A Bure et à Kolbsheim par contre, les conditions matérielles et politiques rendaient possibles une évacuation sans abandon des projets d’aménagement : les zones concernées étaient beaucoup plus réduites (quelques dizaines d’hectares et autant d’occupants), donc plus difficiles à défendre, et les soutiens locaux moins massifs. Les forces de l’ordre ont pris le contrôle des deux ZAD en quelques heures seulement, alors qu’il leur a fallu plusieurs semaines à Notre-Dame-des-Landes.
Divisions
La seconde explication du succès de la stratégie gouvernementale renvoie, elle, du moins dans le cas de l'aéroport nantais, aux divisions opposant les zadistes entre eux. La ZAD de Notre-Dame-des-Landes a attiré rapidement des individus aux parcours et aux combats assez différents : militants «autonomes», souvent désignés par leur technique de manifestation, le black bloc ; «appelistes» partisans d'un retour à une société précapitaliste ; antispécistes remettant en cause la domination des hommes sur les animaux ; mais aussi simples partisans d'un retour à la terre, moins politisés. A ces divisions idéologiques se sont ajoutées des divisions sociales : dès 2013, un texte circulait sur la ZAD dénonçant «le mépris de classe» d'une partie des zadistes («les petits bourgeois»), plus instruits et dotés de moyens financiers plus importants, pour ceux qui se désignaient eux-mêmes comme les «arraché·e·s», moins habiles dans la prise de parole en assemblée générale et aux itinéraires plus chaotiques.

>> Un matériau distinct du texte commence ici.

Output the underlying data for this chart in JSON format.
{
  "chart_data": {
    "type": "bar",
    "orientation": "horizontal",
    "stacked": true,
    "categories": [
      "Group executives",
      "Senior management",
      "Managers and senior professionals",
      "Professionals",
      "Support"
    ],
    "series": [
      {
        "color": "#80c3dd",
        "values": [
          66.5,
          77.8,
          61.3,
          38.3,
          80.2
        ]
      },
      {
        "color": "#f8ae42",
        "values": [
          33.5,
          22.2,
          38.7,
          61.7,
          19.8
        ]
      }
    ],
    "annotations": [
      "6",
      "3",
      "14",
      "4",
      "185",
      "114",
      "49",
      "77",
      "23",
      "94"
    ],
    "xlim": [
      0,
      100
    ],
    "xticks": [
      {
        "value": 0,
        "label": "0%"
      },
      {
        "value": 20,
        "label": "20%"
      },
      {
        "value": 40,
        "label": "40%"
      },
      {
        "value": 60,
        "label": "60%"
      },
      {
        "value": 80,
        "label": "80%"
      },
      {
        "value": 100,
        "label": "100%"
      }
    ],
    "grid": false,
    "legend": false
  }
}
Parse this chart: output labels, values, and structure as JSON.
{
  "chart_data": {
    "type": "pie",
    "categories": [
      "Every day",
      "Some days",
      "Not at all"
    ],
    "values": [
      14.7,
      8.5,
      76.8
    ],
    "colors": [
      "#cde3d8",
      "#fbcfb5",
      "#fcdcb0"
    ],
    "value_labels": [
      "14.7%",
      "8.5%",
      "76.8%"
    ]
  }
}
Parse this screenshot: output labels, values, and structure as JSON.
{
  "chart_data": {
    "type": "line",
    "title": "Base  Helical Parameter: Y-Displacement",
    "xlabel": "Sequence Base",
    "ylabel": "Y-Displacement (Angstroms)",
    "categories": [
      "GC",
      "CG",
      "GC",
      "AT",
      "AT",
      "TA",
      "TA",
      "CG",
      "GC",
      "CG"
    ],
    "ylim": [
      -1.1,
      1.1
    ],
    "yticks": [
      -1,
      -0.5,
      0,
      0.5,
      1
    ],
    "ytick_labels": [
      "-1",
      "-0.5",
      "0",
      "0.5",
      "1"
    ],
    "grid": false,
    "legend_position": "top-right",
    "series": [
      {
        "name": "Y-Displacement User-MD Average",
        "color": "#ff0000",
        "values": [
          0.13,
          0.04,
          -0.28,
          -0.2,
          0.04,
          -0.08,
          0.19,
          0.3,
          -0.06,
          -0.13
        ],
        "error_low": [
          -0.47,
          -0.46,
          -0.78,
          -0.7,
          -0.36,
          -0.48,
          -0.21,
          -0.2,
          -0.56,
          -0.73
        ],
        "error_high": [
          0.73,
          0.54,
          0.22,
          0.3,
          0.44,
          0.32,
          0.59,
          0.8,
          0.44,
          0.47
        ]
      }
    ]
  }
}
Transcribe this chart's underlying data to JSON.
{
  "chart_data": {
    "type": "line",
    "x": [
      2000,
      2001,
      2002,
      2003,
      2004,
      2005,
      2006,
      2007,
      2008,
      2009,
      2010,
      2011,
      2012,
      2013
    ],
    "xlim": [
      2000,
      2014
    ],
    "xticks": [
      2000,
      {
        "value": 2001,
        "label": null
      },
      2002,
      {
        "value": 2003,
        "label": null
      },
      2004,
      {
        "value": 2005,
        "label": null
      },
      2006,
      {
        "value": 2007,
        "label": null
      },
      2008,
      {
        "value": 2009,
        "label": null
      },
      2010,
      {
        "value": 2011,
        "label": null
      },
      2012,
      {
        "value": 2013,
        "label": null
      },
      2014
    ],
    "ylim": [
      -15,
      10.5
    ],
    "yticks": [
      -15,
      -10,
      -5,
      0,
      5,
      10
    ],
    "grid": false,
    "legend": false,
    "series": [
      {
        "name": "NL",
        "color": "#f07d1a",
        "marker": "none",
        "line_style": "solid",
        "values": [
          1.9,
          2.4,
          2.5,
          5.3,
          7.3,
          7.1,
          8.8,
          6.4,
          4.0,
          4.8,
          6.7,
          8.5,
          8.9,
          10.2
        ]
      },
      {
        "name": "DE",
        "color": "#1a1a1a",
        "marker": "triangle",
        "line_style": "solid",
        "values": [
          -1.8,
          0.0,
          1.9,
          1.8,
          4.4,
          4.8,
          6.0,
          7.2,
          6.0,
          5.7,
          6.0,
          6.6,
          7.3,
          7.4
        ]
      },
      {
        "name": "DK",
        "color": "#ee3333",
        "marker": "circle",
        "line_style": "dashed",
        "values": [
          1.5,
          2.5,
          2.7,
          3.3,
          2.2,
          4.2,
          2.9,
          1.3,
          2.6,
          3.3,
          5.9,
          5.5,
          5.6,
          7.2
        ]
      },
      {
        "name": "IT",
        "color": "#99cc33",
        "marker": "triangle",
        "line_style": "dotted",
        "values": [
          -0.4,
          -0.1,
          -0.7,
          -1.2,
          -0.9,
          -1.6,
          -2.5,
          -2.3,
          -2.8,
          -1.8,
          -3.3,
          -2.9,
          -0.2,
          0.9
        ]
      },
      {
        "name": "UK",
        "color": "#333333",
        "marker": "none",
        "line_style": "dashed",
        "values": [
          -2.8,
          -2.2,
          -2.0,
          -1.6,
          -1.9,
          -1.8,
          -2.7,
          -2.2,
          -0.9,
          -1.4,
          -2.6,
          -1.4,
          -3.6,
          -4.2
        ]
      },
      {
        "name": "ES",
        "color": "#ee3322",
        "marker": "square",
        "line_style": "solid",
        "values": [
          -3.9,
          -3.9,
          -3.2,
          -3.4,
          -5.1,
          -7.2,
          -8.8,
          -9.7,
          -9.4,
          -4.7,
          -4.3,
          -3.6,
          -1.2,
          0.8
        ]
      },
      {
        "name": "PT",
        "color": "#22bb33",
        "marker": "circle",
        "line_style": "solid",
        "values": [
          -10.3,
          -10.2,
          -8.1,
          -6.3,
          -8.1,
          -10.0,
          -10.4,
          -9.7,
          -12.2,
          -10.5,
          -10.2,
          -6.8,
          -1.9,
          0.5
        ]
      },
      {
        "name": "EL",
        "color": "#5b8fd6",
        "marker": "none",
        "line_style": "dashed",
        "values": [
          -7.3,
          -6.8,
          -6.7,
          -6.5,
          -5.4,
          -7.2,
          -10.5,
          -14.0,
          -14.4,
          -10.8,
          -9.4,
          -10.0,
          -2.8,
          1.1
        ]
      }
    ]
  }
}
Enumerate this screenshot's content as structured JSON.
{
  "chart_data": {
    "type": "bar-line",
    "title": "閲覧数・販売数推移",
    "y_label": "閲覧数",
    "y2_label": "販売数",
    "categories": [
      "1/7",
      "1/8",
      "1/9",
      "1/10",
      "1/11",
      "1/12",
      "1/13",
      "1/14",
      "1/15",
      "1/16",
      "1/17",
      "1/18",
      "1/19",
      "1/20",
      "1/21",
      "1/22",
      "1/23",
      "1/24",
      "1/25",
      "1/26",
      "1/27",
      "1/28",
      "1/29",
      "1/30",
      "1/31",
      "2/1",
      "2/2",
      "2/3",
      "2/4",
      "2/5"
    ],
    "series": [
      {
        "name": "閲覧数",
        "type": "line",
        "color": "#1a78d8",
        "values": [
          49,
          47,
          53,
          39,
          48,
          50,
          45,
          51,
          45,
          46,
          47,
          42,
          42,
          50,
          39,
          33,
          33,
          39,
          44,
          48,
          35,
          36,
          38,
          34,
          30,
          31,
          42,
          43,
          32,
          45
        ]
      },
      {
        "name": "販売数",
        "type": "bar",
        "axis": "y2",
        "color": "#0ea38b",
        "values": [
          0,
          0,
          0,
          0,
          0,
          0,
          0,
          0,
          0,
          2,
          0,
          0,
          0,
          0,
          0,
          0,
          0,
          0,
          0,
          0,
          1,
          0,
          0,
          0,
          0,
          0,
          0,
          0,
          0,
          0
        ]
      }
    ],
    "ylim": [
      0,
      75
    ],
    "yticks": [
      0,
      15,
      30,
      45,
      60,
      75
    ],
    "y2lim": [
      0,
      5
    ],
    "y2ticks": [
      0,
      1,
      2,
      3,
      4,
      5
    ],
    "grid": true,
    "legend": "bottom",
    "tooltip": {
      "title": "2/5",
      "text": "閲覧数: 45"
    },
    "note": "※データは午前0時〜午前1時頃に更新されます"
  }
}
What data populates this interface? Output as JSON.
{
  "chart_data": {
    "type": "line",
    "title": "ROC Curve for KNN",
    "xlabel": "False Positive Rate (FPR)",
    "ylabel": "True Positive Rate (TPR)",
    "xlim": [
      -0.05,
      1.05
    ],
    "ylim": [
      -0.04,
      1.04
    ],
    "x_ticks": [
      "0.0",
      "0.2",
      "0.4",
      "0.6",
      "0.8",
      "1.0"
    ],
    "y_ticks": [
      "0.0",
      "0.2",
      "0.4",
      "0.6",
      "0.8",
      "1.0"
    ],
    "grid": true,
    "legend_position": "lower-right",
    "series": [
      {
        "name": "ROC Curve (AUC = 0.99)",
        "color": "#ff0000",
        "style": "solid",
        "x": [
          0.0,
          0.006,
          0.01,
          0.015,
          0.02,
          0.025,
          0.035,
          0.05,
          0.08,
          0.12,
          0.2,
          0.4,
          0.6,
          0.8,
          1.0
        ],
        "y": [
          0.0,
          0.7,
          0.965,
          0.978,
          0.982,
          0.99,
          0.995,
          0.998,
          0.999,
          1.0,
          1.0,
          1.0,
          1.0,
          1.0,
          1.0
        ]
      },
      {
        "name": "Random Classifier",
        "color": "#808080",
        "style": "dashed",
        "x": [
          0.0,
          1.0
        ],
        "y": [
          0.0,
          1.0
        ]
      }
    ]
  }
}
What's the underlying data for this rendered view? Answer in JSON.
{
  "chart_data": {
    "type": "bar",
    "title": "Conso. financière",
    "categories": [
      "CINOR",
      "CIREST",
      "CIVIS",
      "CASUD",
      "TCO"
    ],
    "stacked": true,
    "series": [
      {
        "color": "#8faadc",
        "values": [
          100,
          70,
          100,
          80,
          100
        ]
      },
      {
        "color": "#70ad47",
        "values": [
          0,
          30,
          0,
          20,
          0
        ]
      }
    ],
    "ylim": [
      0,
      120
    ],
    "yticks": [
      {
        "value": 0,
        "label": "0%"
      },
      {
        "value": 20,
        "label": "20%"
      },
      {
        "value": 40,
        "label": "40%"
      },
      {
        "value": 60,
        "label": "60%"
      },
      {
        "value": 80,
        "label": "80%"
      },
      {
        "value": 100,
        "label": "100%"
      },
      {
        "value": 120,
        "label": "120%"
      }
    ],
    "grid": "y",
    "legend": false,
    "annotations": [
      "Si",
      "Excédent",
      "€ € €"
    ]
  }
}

Ces divisions avaient une traduction spatiale, les habitants des différents lieux se regroupant par affinités, avec un clivage (contredit cependant par de nombreuses exceptions) entre l’ouest de la ZAD - plus confortable, plus présentable - et l’est - aux conditions de vie plus difficiles, avec des problèmes de toxicomanie et d’alcool plus fréquents. La faible densité de la ZAD (200 à 500 habitants, selon les moments, sur l’équivalent de 15 % de Paris intra-muros), la mise en place d’instances de débats («l’assemblée du mouvement», «la réunion des habitants», «l’assemblée des usages») qui étaient aussi des lieux de rivalités de pouvoir dont la légitimité était contestée, et surtout la menace que faisait peser un ennemi commun, l’Etat, incarné par la gendarmerie, ont longtemps permis à la ZAD de dépasser ces contradictions. Mais l’ultimatum fixé par le gouvernement aux occupants, assorti d’une possibilité de régularisation pour une partie d’entre eux, a fait voler en éclats le camp zadiste, en quelques semaines seulement. Les tensions et les manœuvres d’intimidation qui étaient le quotidien de la ZAD se sont transformées en une fracture ouverte entre réalistes - motivés d’abord par le combat contre l’aéroport, la défense de la zone humide et la volonté de continuer à vivre là - et radicaux - pour qui l’ennemi n’était pas tant l’aéroport que «son monde».